Corey Acri

Tech / Law

My background in technology, business, and law provides me with a unique perspective for synthesizing ideas into practical solutions. I excel in partnership and stakeholder management, strategic planning, and project leadership, always striving for excellence in everything I do.

Comprehensive UX: Designing for End-Users, Business Users and Prospective Users

The design of a product affects so many individuals beyond just the end-user. Therefore, a UX designer must account for the experiences of each user in a product’s universe. This applies not only to the customer but the employee/business user interacting with the customer or working behind-the-scenes on the product/project in some way. Ideally, the UX designer strives to ensure a seamless experience for both the business user and the end-user.  The better the experience on both sides, the better outcome for the ultimate beneficiary of the work.  Recently, I have been thinking about this idea of comprehensive UX design in the context of CyclePhilly, a volunteer project I have been working on.

We designed CyclePhilly to solve one problem – getting bike transportation planners the exact data they need to assess cyclist route-choice.  The goal is to make the streets and trails in the Philadelphia region better places to bike. Previously, planners could only rely on traffic count or census data.  Now, after a successful launch, they have a tool to accurately evaluate biking habits layered against demographic information.

The tech behind CyclePhilly involves smartphone app integration with a backend database and frontend web services that interact with the database.  All of those pieces track the biking habits of multiple users simultaneously.  Given this complexity, there are a myriad of user experiences to take into account. To name a few:

  1. The experience of the app end-user
  2. The experience of the transportation planner using the data
  3. The experience of the web end-user
  4. The experience of  the volunteer programmer who may need to make updates to any of various front or backend interfaces. 

Using CyclePhilly as an example, on the user side, a less glitchy app could result  in higher adoption and use rates.  This means more, and likely more reliable, data for planners.  An easy, accessible and user-friendly interface for transportation planners to access the data makes it easier to digest and synthesize and ultimately plan better bike routes.  Therefore, the ultimate “end-user” benefitting from the transportation planners’ efficient and meaningful work actually becomes that future biker, one who may never even use the app, about to hit the streets and use the newly paved roads or newly painted bike routes as he or she embarks on his or her journey.

You can extend this concept even further because there are ripple effects.  More bikers on the road, means less cars, less CO2 emissions and, perhaps, a healthier climate.  It also means more people are moving around and interacting with their city, this can theoretically improve commerce and civic life in general.  These are the layered user experiences that demonstrate the value of comprehensive UX design and why it is appropriate to look beyond the explicit end-user of a product.

In fact, you can further generalize and apply these concepts to all ventures.  If you invest in user experience design at each stage of your business, not just for the customer but for the “employee-user,” i.e. the one on the backend building the product, maintaining a website, analyzing data or interacting with customers, you increase the chance of success for your product.   Therefore, striving for a quality user experience at each touch point in a product’s universe amplifies the product’s impact. That’s the comprehensive UX I am talking about.
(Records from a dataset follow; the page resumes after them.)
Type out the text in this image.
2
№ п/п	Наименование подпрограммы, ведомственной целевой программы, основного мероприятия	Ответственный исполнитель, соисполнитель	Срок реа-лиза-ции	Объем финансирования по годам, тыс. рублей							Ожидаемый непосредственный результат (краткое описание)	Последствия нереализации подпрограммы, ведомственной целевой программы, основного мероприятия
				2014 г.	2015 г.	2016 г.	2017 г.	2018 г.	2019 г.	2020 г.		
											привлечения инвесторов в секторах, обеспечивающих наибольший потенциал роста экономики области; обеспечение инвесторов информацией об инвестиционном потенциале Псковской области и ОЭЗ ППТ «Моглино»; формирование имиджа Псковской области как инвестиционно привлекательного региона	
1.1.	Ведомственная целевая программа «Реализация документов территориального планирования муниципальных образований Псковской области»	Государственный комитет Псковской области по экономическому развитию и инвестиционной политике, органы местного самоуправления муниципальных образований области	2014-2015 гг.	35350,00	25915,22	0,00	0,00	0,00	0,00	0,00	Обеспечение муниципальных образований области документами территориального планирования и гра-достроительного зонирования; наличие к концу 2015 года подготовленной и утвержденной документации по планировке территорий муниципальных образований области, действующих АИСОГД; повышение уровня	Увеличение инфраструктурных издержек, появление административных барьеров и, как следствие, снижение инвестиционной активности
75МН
While I do not hold CyclePhilly up as an example of stellar UX design, I cite it here as a case study to test this comprehensive UX concept. In CyclePhilly’s case, we have some more work to do and some app updates and improvements coming down the pike should help bring us closer to the aspirations outlined above.  In the meantime, I would argue that having these perspectives, and caring about about what each kind of user has to say, are the most important first steps.